Não é exagero dizer que ele ajudou a moldar a face da Filosofia Analítica na segunda metade do século XX. Como o que me interessa mais diretamente no momento são as conferências Naming and Necessity(pois estou lendo a publicação de G.W. Fitch sobre Kripke, especificamente a parte sobre nomes, e procurando acompanhar o que Kripke mostra dentro dos textos das conferências) me focarei mais nas questões abordadas nelas, o que não é pouca coisa.
Essas conferências oferecem as seguintes contribuições, não necessariamente nessa ordem:

  • Uma teoria da referência
  • Uma teoria do necessário a posteriori
  • Uma teoria do contingente a priori
  • Uma teoria antimaterialista do dualismo mente-corpo
Vamos começar tratando a questão dos nomes, diretamente ligada a teoria da referência de Kripke, que eu acredito ter entendido razoavelmente bem.

Kripke é um inimigo declarado do drescritivismo, por isso as duas primeiras conferências atacam as teorias descritivistas dos nomes próprios, especificamente aquelas defendidas por algumas leituras possíveis de Gottlob Frege e Bertrand Russell. De acordo com a "concepção Frege-Russell", nomes próprios referem-se a um objeto pois esse objeto satisfaz uma descrição definida, isto parte da teoria de Russell de que alguns, não todos, os nomes são descrições abreviadas*1, ou referem-se a um conjunto de descrições definidas (cluster of descriptions) que o falante da língua associa ao nome próprio (isto é importante, o descritivismo não foi totalmente idealizado por Russell ou Frege, mas deles derivado). Entre os três principais argumentos de Kripke contra esta tese está o chamado "argumento modal"(os outros dois são o semântico e epistemico), que diz que, ainda que as descrições assossiadas ao nome se tornem falsas a referência se conserva, os outros dois argumentos seguem estruturas semelhantes, cada um em seu campo, aborda-los-ei assim que possível.

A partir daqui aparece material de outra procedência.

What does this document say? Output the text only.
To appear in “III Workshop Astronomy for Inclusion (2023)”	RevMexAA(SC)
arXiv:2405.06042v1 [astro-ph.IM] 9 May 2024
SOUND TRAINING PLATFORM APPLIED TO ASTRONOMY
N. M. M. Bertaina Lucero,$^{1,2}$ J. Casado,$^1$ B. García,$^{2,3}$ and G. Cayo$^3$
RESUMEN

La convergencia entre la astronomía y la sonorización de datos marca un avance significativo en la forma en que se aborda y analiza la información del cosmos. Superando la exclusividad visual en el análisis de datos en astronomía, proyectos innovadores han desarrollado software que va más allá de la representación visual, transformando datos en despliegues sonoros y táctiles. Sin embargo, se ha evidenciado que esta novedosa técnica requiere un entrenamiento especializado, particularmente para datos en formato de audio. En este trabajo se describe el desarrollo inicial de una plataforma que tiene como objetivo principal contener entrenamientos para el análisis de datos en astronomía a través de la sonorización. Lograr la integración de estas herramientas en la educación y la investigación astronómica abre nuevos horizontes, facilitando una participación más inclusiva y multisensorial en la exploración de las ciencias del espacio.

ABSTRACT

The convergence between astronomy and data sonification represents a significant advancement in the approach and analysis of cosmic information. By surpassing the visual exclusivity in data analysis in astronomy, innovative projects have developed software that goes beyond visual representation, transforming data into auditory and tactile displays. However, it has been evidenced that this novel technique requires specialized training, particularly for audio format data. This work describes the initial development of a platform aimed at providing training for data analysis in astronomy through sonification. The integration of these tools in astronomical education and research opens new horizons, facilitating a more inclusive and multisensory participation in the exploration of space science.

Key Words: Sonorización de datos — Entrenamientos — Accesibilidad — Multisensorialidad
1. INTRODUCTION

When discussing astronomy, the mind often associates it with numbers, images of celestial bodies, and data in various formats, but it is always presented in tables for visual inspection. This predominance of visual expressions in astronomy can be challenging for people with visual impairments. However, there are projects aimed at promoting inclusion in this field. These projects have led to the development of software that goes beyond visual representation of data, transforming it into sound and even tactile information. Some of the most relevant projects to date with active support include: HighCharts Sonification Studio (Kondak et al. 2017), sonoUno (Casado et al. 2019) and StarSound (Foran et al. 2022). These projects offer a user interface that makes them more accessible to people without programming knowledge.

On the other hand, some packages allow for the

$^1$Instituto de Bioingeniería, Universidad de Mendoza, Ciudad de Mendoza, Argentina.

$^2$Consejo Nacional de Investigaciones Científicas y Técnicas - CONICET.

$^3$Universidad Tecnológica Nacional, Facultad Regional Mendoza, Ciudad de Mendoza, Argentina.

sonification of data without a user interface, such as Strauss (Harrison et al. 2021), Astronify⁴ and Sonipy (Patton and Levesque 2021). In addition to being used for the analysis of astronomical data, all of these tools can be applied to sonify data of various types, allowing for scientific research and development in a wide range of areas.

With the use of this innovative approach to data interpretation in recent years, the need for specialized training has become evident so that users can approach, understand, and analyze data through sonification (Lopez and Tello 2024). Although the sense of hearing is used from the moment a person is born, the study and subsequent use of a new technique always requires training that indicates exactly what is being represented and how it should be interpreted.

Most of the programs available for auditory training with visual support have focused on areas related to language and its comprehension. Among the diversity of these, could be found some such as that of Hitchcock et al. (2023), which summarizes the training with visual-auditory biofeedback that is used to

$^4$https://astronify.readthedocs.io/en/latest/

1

Exemplo: Eu sou Willyans V., posso ser descrito como autor do post sobre Fernando Pessoa. Digamos que se descubra no futuro que o autor do post na verdade foi Alex Knight, o nome próprio Willyans V. continua a referir-se a mim, não passando a referir quem quer que tenha escrito o post sobre Fernando Pessoa. Diremos então, o post assinado por Willyans V., na verdade foi escrito por Alex Knight, mas o nome próprio Willyans V. refere-se a Willyans V..

Kripke diria que Willyans V. é um designador rígido, ou seja, designa o mesmo objeto em todos os mundos possíveis (Vou pressupor que todos sabem o que são "mundos possíveis" para que o post não fique imenso, um dia posto algo sobre isso). O exemplo acima provaria, segundo Kripke, que, ainda que nomes próprios sejam associados por falantes a descrições, essas não tem nenhum papel a desempenhar na contribuição do nome à proposição expressa pela frase em que o nome aparece.
Pois essas descrições são contingentes, não é necessário que, para Willyans V. ser eu, eu tenha escrito o post sobre Fernando Pessoa.

Esse é o ponto em que vocês perguntam:
E qual a importância disso? Bem, isso mostra o quão diferente é o nosso uso de nomes do nosso uso de descrições. Se você não pode ver a importância de saber a diferença entre os dois, suicide-se.. ha-ha-ha-a (lots of laught).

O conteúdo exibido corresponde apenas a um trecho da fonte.